Sunday, October 2, 2011

The European Mess (Berlin Journal #2)

More than a week of speaking with people, reading the press, and watching the nightly news in Berlin has brought home what a mess Europe is in.  The European Union now consists of 27 member states. Nine more are lined up to join, the most contentious being the “non-European” Turkey.  Seventeen countries have the Euro as their common currency. EU member countries range from small and desperately poor (Albania), to South Mediterranean spendthrifts (Greece), to large, wealthy, and thrifty (Germany). Each night’s TV news headlines leads with the latest attempt to save Greece from default.

The European Union has a parliament chosen in elections that attract little attention. It has a Council of Ministers, and a proliferation of high-paid Euro-bureaucrats. It operates ad hoc on the basis of a series of treaties. Its one attempt to draft a constitution failed. Key decisions require unanimity; others do not.

No one appears to understand what power the EU concoction has – in what cases it can trump national decision making.

If we think we have a mess sorting out federal-state issues, we have it easy compared to Europe. Let me take just one news item from the Frankfurter Allgemeine, September 29  to illustrate. The article is entitled “EU Parliament Approves Reform of Stability Pact,” and here is my reaction to it.
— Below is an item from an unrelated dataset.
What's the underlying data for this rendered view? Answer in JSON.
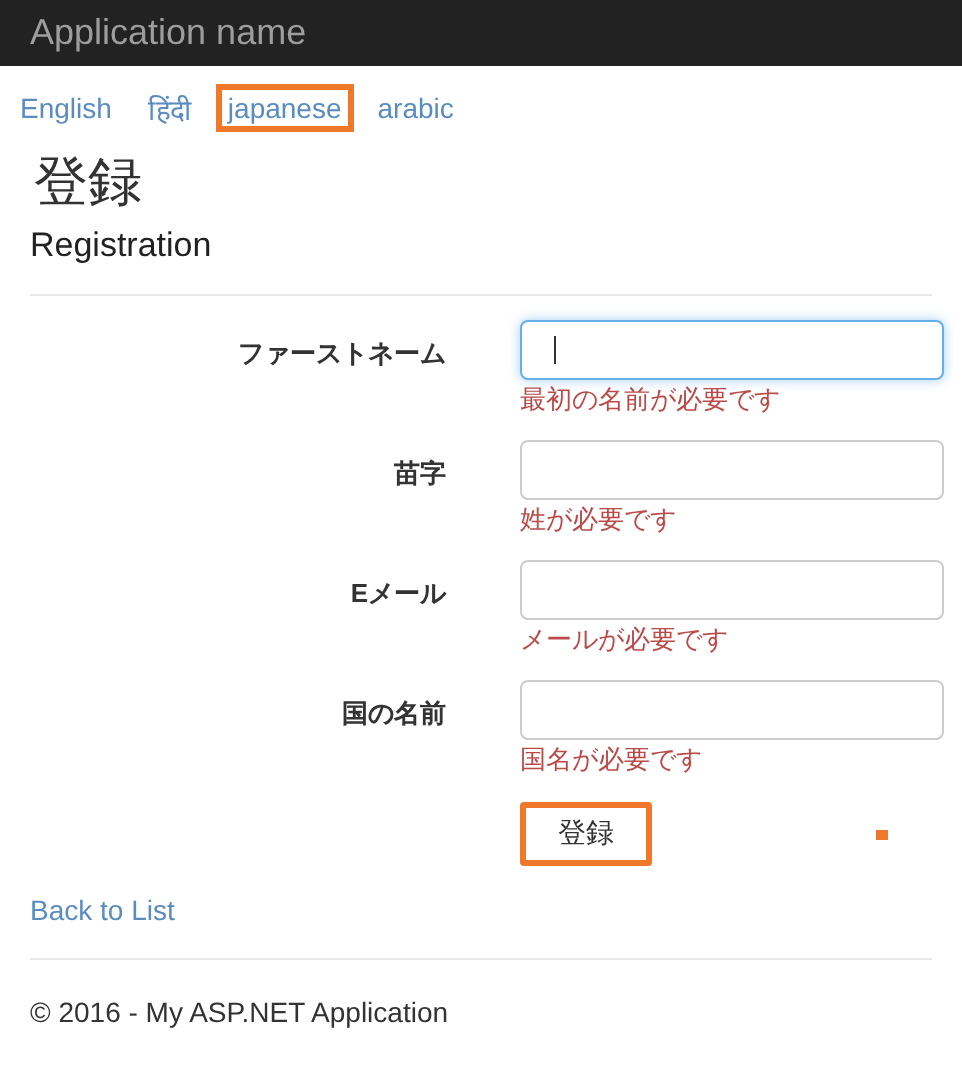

In its wisdom, the EU parliament approved “sanctions with teeth” for those countries like Greece and Portugal that run large deficits. Those who break the stability pact rule (deficit no more than three percent of GDP) will have to pay large fines. (They were already supposed to pay fines, but now the EU is really serious, I guess). The minority socialists, greens and leftists voted against this “blind savings fever.” The Christian democrats countered against torpedoing the stability pact “with worn ideas from the socialist mothball chest.” No one ventured to ask how countries that are broke are going to actually pay these fines.
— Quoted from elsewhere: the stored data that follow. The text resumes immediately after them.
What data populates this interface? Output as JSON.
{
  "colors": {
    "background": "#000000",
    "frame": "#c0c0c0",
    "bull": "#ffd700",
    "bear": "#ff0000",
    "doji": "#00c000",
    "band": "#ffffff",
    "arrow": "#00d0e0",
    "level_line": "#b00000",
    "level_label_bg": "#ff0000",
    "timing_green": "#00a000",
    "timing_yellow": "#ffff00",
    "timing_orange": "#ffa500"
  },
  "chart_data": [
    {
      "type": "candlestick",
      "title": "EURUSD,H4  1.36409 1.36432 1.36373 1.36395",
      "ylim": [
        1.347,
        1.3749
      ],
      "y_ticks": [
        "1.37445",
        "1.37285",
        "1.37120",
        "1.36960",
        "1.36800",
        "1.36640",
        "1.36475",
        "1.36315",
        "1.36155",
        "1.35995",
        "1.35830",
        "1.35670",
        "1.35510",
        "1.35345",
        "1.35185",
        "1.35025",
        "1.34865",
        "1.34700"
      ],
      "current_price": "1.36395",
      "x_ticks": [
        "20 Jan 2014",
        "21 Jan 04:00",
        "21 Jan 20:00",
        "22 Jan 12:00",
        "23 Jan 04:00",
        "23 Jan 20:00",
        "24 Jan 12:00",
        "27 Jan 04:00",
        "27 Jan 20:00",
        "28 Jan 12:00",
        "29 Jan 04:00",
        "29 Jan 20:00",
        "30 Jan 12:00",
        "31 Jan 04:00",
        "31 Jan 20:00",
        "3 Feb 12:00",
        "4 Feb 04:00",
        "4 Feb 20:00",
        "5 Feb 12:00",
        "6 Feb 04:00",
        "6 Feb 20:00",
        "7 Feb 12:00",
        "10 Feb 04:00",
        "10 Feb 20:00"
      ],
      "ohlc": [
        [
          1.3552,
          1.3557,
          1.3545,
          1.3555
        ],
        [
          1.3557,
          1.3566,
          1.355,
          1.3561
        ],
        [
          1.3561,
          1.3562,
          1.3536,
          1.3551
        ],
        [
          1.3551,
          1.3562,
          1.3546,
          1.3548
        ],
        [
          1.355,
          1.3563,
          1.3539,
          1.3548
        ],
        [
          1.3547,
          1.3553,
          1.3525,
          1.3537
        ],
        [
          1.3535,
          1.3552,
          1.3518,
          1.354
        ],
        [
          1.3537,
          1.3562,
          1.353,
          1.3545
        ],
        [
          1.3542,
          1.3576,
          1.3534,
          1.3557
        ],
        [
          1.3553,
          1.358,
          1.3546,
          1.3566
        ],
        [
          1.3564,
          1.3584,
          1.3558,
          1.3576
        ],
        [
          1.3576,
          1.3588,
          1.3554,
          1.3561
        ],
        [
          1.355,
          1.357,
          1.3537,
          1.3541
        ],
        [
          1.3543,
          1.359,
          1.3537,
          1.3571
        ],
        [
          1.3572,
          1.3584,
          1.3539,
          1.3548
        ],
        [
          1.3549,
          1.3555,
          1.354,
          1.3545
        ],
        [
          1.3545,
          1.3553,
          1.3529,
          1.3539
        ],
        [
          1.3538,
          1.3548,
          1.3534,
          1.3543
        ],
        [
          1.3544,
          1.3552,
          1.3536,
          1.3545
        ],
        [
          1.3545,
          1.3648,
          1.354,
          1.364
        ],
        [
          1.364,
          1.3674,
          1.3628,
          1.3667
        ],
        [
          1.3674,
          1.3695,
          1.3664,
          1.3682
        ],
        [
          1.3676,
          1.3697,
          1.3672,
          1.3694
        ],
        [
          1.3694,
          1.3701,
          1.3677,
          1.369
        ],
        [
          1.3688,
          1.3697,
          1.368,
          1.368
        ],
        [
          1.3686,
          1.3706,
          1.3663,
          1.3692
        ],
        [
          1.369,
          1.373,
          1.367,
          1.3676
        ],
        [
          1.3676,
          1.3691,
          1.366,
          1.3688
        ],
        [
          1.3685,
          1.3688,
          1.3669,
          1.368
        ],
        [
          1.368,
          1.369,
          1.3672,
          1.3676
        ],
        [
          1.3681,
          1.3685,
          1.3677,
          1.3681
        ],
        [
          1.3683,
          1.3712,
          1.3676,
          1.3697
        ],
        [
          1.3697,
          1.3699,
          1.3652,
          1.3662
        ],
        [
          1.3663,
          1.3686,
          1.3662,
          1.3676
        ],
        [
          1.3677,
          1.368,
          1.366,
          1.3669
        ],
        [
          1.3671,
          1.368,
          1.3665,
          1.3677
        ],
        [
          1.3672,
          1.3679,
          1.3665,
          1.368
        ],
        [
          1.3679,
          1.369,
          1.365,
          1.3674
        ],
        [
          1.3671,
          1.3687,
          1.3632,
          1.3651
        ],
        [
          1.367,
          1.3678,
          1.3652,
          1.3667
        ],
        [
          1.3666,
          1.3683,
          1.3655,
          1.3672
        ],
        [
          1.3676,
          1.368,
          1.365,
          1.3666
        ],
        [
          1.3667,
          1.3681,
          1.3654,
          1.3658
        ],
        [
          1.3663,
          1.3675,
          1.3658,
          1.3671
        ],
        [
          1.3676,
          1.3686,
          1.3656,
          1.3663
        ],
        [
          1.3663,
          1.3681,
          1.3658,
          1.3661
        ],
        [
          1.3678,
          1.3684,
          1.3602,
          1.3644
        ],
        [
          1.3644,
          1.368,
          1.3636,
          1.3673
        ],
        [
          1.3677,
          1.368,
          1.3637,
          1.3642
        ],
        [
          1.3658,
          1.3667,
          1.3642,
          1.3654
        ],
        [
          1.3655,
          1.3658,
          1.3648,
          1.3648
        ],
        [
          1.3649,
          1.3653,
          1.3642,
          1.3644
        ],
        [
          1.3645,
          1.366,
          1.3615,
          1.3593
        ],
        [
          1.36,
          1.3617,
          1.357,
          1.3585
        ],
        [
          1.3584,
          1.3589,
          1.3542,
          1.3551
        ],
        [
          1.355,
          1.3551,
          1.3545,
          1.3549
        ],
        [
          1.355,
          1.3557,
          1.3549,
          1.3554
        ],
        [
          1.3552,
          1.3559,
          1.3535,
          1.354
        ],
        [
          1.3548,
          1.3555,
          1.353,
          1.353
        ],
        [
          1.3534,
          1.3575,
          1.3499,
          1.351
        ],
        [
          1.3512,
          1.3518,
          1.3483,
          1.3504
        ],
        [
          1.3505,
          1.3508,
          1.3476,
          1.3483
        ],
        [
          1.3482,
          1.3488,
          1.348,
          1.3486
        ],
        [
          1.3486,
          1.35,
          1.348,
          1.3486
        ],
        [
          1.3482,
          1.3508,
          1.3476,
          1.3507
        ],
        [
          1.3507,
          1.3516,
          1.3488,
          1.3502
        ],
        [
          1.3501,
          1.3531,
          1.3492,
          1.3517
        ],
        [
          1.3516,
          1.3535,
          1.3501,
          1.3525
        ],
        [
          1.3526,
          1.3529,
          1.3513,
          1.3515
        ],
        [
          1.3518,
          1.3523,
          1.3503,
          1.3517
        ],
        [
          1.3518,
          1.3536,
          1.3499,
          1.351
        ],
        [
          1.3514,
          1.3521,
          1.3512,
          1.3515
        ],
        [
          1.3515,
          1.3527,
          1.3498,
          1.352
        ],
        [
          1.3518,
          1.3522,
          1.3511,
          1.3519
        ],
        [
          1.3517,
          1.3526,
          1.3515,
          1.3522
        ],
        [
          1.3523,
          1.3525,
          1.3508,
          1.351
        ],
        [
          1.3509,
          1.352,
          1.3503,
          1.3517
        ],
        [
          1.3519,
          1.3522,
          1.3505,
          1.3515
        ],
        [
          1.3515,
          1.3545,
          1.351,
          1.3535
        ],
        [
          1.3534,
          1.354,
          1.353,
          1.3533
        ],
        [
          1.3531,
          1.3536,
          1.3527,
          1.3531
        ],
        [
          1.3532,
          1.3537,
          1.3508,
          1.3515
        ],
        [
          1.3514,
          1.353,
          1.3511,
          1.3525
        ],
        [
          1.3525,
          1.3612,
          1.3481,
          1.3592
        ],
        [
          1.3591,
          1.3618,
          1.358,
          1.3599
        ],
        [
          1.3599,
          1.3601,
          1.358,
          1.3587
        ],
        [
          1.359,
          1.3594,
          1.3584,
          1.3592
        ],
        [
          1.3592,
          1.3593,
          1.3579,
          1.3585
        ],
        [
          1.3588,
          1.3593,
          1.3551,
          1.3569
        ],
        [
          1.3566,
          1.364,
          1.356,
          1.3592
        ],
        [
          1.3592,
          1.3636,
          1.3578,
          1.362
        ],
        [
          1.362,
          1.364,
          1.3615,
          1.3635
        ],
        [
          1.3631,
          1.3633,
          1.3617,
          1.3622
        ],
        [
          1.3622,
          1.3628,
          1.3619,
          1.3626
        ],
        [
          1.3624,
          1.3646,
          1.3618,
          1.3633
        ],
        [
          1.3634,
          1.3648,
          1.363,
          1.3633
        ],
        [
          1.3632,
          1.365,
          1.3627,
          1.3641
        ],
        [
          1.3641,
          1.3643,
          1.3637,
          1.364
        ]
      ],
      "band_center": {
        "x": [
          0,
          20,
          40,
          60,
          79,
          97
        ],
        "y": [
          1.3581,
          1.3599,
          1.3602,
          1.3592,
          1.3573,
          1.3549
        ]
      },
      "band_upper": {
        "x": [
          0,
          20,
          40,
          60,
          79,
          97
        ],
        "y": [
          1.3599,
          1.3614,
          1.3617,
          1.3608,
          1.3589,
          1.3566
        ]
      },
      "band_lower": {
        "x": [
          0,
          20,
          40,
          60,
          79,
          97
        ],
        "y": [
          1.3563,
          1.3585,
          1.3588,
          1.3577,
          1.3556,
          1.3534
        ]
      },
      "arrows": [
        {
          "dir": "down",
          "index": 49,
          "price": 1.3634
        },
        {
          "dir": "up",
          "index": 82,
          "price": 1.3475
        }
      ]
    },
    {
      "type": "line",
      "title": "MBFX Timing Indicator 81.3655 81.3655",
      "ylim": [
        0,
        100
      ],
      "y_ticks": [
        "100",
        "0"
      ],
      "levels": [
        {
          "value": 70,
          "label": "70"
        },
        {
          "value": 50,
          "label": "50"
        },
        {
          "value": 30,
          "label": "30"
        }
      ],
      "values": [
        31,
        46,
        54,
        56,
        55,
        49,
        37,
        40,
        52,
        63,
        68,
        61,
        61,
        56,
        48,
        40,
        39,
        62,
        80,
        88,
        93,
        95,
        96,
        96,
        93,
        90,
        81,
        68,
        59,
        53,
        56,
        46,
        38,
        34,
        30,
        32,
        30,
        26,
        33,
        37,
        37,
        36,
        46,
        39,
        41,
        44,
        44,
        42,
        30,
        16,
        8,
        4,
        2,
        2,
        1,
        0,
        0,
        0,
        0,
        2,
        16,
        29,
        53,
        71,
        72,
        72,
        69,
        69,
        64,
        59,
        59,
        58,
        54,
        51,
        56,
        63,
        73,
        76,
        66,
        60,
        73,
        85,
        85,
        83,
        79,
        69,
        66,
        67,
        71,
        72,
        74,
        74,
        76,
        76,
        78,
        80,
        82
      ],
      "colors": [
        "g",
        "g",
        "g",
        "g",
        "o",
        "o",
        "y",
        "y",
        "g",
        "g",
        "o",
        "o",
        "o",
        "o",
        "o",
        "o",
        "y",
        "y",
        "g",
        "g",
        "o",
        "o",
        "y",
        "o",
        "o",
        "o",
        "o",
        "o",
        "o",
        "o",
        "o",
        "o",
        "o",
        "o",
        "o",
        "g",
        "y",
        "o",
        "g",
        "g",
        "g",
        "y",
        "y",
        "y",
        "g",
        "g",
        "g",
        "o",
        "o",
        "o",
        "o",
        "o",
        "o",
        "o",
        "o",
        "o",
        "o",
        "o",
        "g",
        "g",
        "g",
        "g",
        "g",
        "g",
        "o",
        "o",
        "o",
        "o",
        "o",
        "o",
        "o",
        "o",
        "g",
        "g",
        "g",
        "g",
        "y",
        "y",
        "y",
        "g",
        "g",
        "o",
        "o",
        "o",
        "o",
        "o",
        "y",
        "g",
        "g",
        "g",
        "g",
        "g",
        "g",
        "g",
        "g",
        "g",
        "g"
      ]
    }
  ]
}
Then things get even wackier. The EU parliament ruled that it could impose sanctions against countries with “excessive imbalances in their trade accounts.”  A green delegate argued that countries with export surpluses (like Germany) should make “fair wage agreements and future investments” to correct their imbalances.” In other words, Germany should take measures to reduce its competitiveness and efficiency so that inefficient spendthrift countries can sell to Germany!

I assume that such talk was just hot air. How can anyone force a country to become more or less efficient?

What I see generally is an endless struggle between Europeanists and nationalists. The EU will increasingly seek independent taxing authority so as to have its own sources of revenue. The EU proposal of a tax on financial transactions is a case in point. The poor countries will favor EU wide rules and taxes, and the richer countries will resist. In a United States of Europe, the poor countries know they can count on a steady stream of transfers from the rich countries. There are many more of them than rich countries.

The rich countries realize that they are being set up, but they have been conditioned to be “good Europeans.” On the Sunday (October 2) political talk shows, the head of the conservative CSU (part of the ruling Merkel coalition) explained that he voted for the German bailout of Greece because “we must all be good European neighbors.” He warned, however, that there were limits to neighborliness. He would not vote for any more money for Greece. If he did, his Bavarian base would throw him out of office.

1 comment:

  1. Albania, which ranks 95th out of 180 (countries) in corruption, is not a member of EU, but a potential candidate Country. This, however, shows the quality of neighborhood. A regression towards the mean concept would clearly show where Europe is heading.

    Milton Friedman's earlier views (1999): "...I am very negative about the euro and I am very doubtful about how it will work out."